Requests to set up virtual environments (python, containers, os-related, for example) seem to be increasing in frequency. A workshop in which I recently participated required attendees to create a virtual environment for the interactive portion. Are there certain indicators that suggest that the implementation of a virtual environment would be beneficial (for a given problem)? And how does one determine the best type of virtual environment to launch?
What qualifies as a virtual environment, and when is it appropriate to create a virtual environment?
@toreliza We use Virtual Environments for python and perl. We provide a minimal set of common add-ons for python (e.g., numpy, spicy), but our docs tell the users to use the “virtualenv” command to create a world where they have additional packages and/or newer versions.
https://public.confluence.arizona.edu/display/UAHPC/Using+and+Installing+Python
covers much of the “how to”, and some of the why. We’ve had bad experiences in updating packages as the newer versions sometimes break existing workflows, or are just plain buggy. With virtualenv, User A can have the latest version of XXX she needs, while User Y continues happily with the older version.
We have a similar setup for perl (perl-virtualenv) documented at
https://public.confluence.arizona.edu/display/UAHPC/Using+and+Installing+Perl
I create and use virtual environments and containers liberally. Each project benefits from having a separate and managed software environment, in my opinion. Integrating a project with the complete global software stack can wait until it is needed at some point.
Disk space is cheap and ensuring that things work smoothly is worth the extra space that either a virtual environment or container will take.
I’d love to know what you use. Spack? EasyBuild? Apptainer? We’re in the process of exploring those (and more) but are having trouble determining when one would be better than another. And, not that any topic can be reduced to an extremely basic level, but documentation and examples seem to expect a level of technical acumen that someone wanting to experiment a bit might be overwhelmed. Any resources you found helpful would be welcome!
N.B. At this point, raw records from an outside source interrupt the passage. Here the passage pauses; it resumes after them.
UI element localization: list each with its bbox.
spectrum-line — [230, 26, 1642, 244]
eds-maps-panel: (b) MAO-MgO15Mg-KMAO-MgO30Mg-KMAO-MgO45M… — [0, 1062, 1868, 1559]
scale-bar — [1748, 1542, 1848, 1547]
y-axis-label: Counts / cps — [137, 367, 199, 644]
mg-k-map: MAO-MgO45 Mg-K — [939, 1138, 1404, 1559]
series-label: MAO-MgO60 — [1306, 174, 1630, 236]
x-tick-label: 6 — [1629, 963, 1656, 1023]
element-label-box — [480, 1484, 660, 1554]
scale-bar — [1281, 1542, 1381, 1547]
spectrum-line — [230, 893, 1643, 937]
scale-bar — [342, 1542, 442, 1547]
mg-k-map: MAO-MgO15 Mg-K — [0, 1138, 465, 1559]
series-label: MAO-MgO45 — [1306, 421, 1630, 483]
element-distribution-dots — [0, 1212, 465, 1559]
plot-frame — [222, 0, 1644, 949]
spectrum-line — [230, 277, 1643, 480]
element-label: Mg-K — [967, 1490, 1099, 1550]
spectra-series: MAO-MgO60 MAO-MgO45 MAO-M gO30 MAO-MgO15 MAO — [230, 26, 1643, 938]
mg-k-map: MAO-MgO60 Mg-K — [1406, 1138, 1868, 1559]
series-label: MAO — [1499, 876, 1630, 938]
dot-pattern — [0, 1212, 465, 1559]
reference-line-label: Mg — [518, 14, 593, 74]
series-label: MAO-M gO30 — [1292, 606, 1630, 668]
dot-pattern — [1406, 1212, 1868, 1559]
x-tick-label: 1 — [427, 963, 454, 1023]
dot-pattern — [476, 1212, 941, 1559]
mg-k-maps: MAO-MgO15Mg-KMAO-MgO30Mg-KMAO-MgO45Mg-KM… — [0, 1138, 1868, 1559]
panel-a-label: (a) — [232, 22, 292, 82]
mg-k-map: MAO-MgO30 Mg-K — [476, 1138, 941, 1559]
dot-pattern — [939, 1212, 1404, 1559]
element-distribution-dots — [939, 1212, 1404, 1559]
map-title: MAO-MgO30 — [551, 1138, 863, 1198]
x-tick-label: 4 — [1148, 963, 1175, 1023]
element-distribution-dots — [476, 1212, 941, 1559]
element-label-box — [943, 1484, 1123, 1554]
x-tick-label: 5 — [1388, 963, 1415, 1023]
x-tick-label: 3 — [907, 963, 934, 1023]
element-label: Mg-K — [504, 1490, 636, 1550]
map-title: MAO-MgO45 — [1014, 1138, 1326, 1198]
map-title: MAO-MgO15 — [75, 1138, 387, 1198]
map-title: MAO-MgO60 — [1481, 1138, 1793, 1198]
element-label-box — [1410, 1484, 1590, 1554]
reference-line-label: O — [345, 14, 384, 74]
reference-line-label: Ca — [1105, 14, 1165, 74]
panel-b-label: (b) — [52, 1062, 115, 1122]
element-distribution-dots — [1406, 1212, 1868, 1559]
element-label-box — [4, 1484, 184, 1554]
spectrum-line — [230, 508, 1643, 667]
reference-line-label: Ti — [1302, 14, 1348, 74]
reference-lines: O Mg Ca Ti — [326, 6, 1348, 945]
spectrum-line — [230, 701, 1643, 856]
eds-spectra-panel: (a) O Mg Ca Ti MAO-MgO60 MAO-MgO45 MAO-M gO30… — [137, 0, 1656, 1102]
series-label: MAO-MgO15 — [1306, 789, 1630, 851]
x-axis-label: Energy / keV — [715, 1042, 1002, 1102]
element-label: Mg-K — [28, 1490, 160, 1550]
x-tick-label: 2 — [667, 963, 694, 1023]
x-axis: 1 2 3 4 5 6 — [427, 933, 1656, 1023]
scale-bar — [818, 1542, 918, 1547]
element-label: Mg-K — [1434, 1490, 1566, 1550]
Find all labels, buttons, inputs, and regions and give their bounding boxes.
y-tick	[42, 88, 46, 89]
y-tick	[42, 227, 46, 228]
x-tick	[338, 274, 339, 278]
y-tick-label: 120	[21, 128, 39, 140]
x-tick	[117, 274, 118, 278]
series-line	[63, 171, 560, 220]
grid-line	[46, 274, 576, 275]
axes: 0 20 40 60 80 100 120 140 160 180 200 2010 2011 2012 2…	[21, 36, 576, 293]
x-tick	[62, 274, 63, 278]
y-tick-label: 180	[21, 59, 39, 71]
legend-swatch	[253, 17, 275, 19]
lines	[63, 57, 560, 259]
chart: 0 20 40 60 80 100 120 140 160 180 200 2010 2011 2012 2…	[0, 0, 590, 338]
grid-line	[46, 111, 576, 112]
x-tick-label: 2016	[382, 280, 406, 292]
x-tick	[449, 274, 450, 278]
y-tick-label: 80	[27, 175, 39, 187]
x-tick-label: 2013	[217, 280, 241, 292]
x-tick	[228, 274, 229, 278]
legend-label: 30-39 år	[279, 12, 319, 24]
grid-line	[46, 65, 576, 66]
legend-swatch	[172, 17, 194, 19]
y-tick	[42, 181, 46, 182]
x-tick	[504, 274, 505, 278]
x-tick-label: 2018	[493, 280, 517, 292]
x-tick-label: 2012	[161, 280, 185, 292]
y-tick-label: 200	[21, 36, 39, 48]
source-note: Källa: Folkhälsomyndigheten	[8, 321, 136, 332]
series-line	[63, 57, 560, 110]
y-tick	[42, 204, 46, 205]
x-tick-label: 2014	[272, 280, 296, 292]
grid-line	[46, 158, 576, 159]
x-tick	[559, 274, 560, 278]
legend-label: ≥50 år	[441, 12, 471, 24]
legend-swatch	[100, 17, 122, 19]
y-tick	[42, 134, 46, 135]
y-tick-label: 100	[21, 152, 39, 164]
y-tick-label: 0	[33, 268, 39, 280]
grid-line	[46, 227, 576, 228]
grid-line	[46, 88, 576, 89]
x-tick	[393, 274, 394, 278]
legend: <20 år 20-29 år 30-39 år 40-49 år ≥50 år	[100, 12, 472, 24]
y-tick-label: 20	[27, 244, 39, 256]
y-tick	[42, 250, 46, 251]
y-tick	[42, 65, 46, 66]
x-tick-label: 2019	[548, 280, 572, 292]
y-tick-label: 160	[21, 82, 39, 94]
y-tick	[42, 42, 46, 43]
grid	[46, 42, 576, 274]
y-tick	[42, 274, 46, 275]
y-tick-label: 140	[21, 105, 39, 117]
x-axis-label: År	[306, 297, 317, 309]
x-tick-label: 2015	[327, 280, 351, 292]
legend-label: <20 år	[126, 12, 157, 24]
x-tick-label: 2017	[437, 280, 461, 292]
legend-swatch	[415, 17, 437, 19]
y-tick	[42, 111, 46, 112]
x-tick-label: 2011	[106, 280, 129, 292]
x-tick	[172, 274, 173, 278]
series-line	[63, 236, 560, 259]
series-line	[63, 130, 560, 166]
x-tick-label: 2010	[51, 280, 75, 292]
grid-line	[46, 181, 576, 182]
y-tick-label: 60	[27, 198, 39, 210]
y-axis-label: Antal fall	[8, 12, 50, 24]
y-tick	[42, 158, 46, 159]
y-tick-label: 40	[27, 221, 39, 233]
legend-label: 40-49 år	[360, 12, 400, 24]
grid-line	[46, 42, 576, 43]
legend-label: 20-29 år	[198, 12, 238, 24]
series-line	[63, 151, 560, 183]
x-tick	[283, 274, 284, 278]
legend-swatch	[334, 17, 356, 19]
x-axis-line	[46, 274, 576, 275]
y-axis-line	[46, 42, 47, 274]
I’ve used pretty much all the variations at different times. I’m not currently actively supporting users at my institution currently (my role is more about connecting users with resources and filling in other gaps).
Generally, I find that Spack seems to be my slight preference, but I typically look for which has support for the applications.
Easybulid has experimental support for building container images, so it could be an excellent place to experiment with both parts.
I agree with the difficulty of finding intermediate tutorials and that it would be very good if that gap were addressed (it might even be something I should do to refresh my skills).
My advice is to start experimenting. Take an application you are familiar with building and try to deploy all the possible ways. A cool thing about Easybuild and Spack is that you don’t have to deploy globally. You can configure them to build and deploy in directories. For instance, when I am working on a cluster, and I’m missing software, I use Spack to build the needed software stack in a directory with enough space (NB: this is probably the first problem users will have if you don’t configure it for them since the default is usually the home directory which is small on most clusters)